Thursday, May 26, 2005

Baffle

Our first evening back in the newly renovated studio.

You might be forgiven for thinking that sound just goes from A to B: that it leaves its source and travels neatly to your ears in an orderly fashion but, ah, no. No, sound is a tricky little lizard. It hides. It wanders, loiters with intent, sulks, zips behind your back when you’re not looking. In any given room there will be traps, echoes, reverberations, hotspots. Sound will find them and screw up your plans accordingly. It doesn’t help matters that in a bout of inexplicable masochism some years ago angel tech chose a pair of speakers* as our principle monitors which are so flat, so harsh and unforgiving, that by the time it squeezes out of the cones any sound is so royally pissed off it will deliberately vandalise your mix. Snarling and fractious, it will either flop to the floor and play dead or shear the top of your head off in a fit of pique. “I didn’t put that frequency there!” you’ll exclaim, “It’s not my fault! Not my fault!”

Here’s the main problem: Before its redecoration the walls of the studio were covered in shelves full of CDs, videos, reel-to-reel tapes and musical instruments, rackmount units, little toy clowns, Geiger counters, stethoscopes, etc. These relatively complex surfaces and the generally absorbent nature of the material actually did the overall acoustics some good; with lots of clutter, the sound has a lot to 'deal' with… it quickly gets tired and stops acting the giddy goat. But now, post renovation and without the distracting mess, working in the studio is - sonically, at least - like working inside a giant cowbell.

Whilst annoying, it’s hardly the end of the world. Hanging a bunch of cushions or carpets in carefully chosen places around the room will create rudimentary versions of what are known as “Baffles” (so called because they confuse the sound into submission) and dampen the echoes. Knowing Doug’s DIY fetish this might even involve some clever-clever stuff with foam or varying lengths of wood. All I know is that by midnight last night we were successfully ignoring the room’s minor shortcomings and making full use of its pretty solid soundproofing. Warping, phasing multiple keyboard parts were played at volume into the small hours, and what might well be the last song to be added to the album’s playlist is now well under way.

*Yamaha NS10s, nearfield monitor fans! We’ve had to buy new cones** for these recently. In reggae sound systems you’ll often see that the cones have been deliberately ripped in order to give the bass frequencies a forceful pumping effect. However, I doubt they achieve this effect the way angel tech managed to: by merrily walking the speaker directly into a door handle. Long story.
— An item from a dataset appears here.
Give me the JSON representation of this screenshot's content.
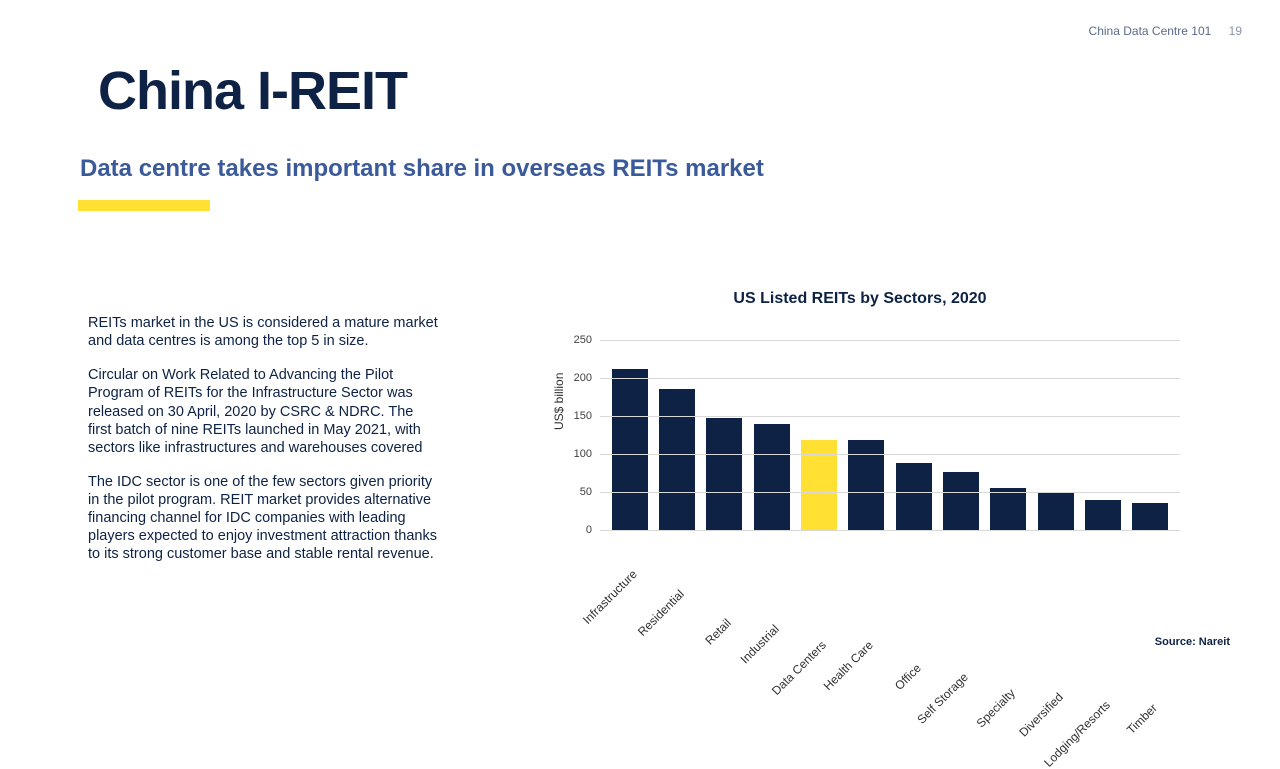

**The cones are no longer made by Yamaha, and are pretty scarce. There’s a rumour that the paper they are made out of is cut from an endangered species of tree. Given that the Piano*** I inherited from my Grandfather (which I’m beginning to suspect has genuine ivory keys) has now been installed in the room above the studio, I’m estimating Doug and Mary’s house has now become 11% less ethically sound thanks to angel tech. Next, we’ll no doubt discover that Apple Macs are made from dolphins, or something.****

***It’s a beautiful instrument. Tom Waits once said that even a beaten-up, broken piano is infinitely playable. Whilst this one has a “Jerry Lee Lewis” factor of approximately 0.3 out of 10, (hammering it frantically with the fingering style of a grey elephant ain’t really gonna work) it’s a gentle, graceful thing. Perfect for those vaguely hymnal progressions***** and tentative, murky 4am tunes where the chords bleed into one another.

****This is how trouble starts. Someone, somewhere is going to google the phrase “APPLE MACS MADE FROM DOLPHINS,” it'll lead them here, and I’m gonna get sued. Listen: Apple Macs aren’t made from dolphins. Stop googling crap.

*****Speaking of hymnal progressions, alongside the Piano we took delivery of my parents’ Harmonium, a tallish foot-pump affair of the type you used to find in small parish churches. Its bass tones are exceptional, real rattle-the-windows, false-teeth falling-out type stuff. Doug and Mary’s 22-month old son Milo****** took to it instantly, and worked out how to use it in seconds. He stood, both feet on the foot-pumps, paddling away, reaching vainly for the keyboard. Of course, at his size, it looks as if he’s on the cross-trainer in a gothic gymnasium.

******Milo is influencing the LP in various subtle ways. The knock-on effect of having so many toy instruments to mess around with has given some of the album’s textures a child-like quality. We’ve even developed a process for recording Doug’s violin that can best be described as “one-man Suzuki orchestra.” The Suzuki technique teaches children to play an instrument in large groups, having them perform their scales, sketches and exercises in unison, and in the early stages of the learning process this often produces a dense, somehow rickety sound. We ape this by having Doug play his violin parts over and over again on a loop, recording every pass whilst slightly altering the mic location each time and getting Doug to throw in the odd deliberate mistake or odd tuning. It’s a sort of distortion… but without the blunderbuss of sheer volume. Of course, it also means you run out of hard-disc space about twenty times quicker than any normal, sane outfit would.